Se il progresso della cucina sembra inarrestabile e la sua storia è ancora ampiamente da scrivere, è tuttavia un dato di fatto che le rapide trasformazioni socio-economiche avvenute negli ultimi sessant’anni con l’avanzare dell’industria agroalimentare, della ristorazione commerciale e della produzione di cibo industriale più elaborato (più ricco di sale, zuccheri e grassi), hanno messo a disposizione un cibo meno genuino di quello preparato e consumato nei secoli precedenti nelle cucine domestiche: questo dovrebbe farci riflettere rammentandoci la nostra lunga storia culinaria, quella storia che ci ha reso umani.
La cucina è l’arte di trasformare gli ingredienti in felicità.
Bernard Loiseau
Senza rinunciare al progresso, e ai diversi modi di fare cucina, e anche al cibo industriale di buona qualità, credo dunque che oggi la vera sfida sia non perdere quel filo culinario sottile e invisibile che ci riporta alle origini della storia della specie umana, riprendendo dimestichezza con gesti antichi e semplici come scegliere accuratamente gli ingredienti, lavorarli e condividerli, gesti oggi in larga parte delegati all’industria alimentare, a quella della ristorazione e/o ai programmi televisivi di intrattenimento che offrono una spettacolarizzazione mediatica del cibo e della cucina.

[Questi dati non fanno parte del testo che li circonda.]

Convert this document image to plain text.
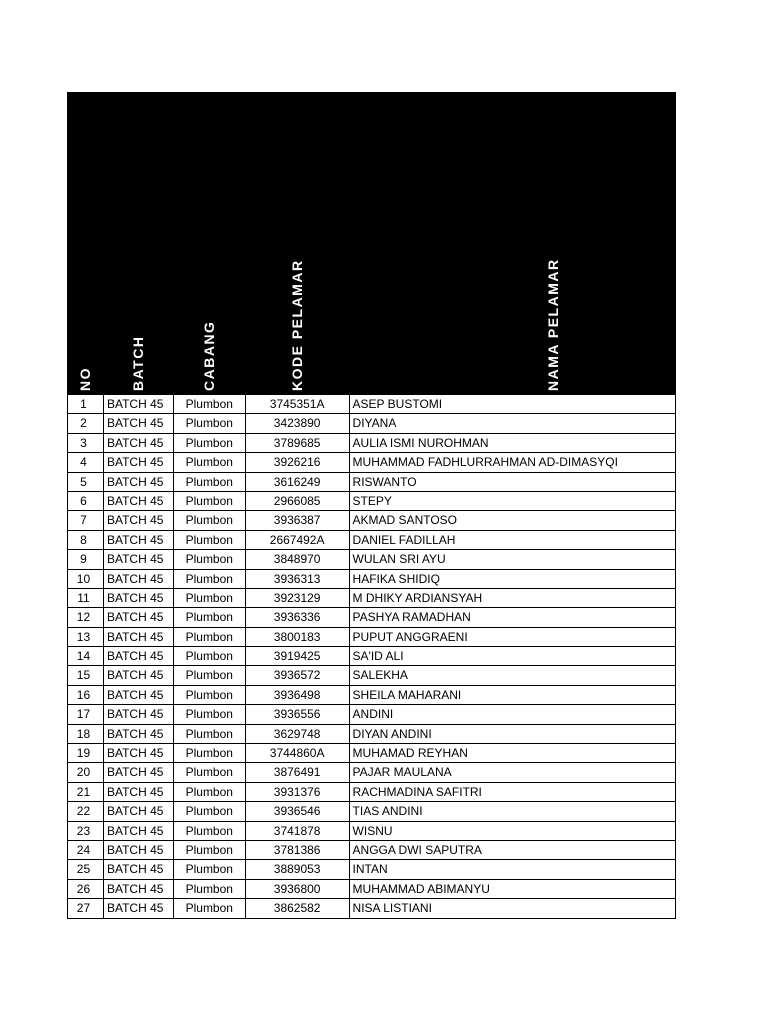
NO	BATCH	CABANG	KODE PELAMAR	NAMA PELAMAR
1	BATCH 45	Plumbon	3745351A	ASEP BUSTOMI
2	BATCH 45	Plumbon	3423890	DIYANA
3	BATCH 45	Plumbon	3789685	AULIA ISMI NUROHMAN
4	BATCH 45	Plumbon	3926216	MUHAMMAD FADHLURRAHMAN AD-DIMASYQI
5	BATCH 45	Plumbon	3616249	RISWANTO
6	BATCH 45	Plumbon	2966085	STEPY
7	BATCH 45	Plumbon	3936387	AKMAD SANTOSO
8	BATCH 45	Plumbon	2667492A	DANIEL FADILLAH
9	BATCH 45	Plumbon	3848970	WULAN SRI AYU
10	BATCH 45	Plumbon	3936313	HAFIKA SHIDIQ
11	BATCH 45	Plumbon	3923129	M DHIKY ARDIANSYAH
12	BATCH 45	Plumbon	3936336	PASHYA RAMADHAN
13	BATCH 45	Plumbon	3800183	PUPUT ANGGRAENI
14	BATCH 45	Plumbon	3919425	SA'ID ALI
15	BATCH 45	Plumbon	3936572	SALEKHA
16	BATCH 45	Plumbon	3936498	SHEILA MAHARANI
17	BATCH 45	Plumbon	3936556	ANDINI
18	BATCH 45	Plumbon	3629748	DIYAN ANDINI
19	BATCH 45	Plumbon	3744860A	MUHAMAD REYHAN
20	BATCH 45	Plumbon	3876491	PAJAR MAULANA
21	BATCH 45	Plumbon	3931376	RACHMADINA SAFITRI
22	BATCH 45	Plumbon	3936546	TIAS ANDINI
23	BATCH 45	Plumbon	3741878	WISNU
24	BATCH 45	Plumbon	3781386	ANGGA DWI SAPUTRA
25	BATCH 45	Plumbon	3889053	INTAN
26	BATCH 45	Plumbon	3936800	MUHAMMAD ABIMANYU
27	BATCH 45	Plumbon	3862582	NISA LISTIANI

In altre parole, bisogna riaccendere il focolare domestico, trovare il tempo e il modo di cucinare, un’attività specifica della nostra specie dalla quale ci siamo allontanati convinti di emanciparci – complici i ritmi frenetici e la mancanza cronica di tempo – restituendo alla cucina casalinga il ruolo di volano della vita familiare e relazionale (luogo di confronto, di scambio e di trasmissione di valori e di esperienze tra generazioni diverse) e di tutte le attività domestiche, in cui la cottura ha avuto e continua ad avere una funzione fondamentale. Dopotutto, se non avessimo inventato quest’attività di elaborazione del cibo vivremmo ancora come le altre grandi scimmie, consumando solo alimenti crudi in maniera solitaria, trascorrendo gran parte del tempo procacciando cibo e masticandolo e non saremmo oggi qui a parlare del progresso della cucina.
Per chi volesse approfondire, alcuni suggerimenti di lettura:
Cavalieri, R., E l’uomo inventò i sapori. Storia naturale del gusto, il Mulino, Bologna, 2014.
Fernández-Armesto, F., Storia del cibo, trad. it. Milano, Bruno Mondadori, 2010.
Medagliani, E., Valli, C.G., Storia della pentola. Il fuoco, i segni e le forme del calore, Lodi, Bibliotheca Culinaria, 2004.
Perlès, Ch., Preistoria del fuoco. Alle origini della storia dell’uomo, trad. it. Torino, Einaudi, 1983.
Wrangham, R.W., L’intelligenza del fuoco. L’invenzione della cottura e l’evoluzione dell’uomo, trad it. Torino, Bollati Boringhieri, 2011.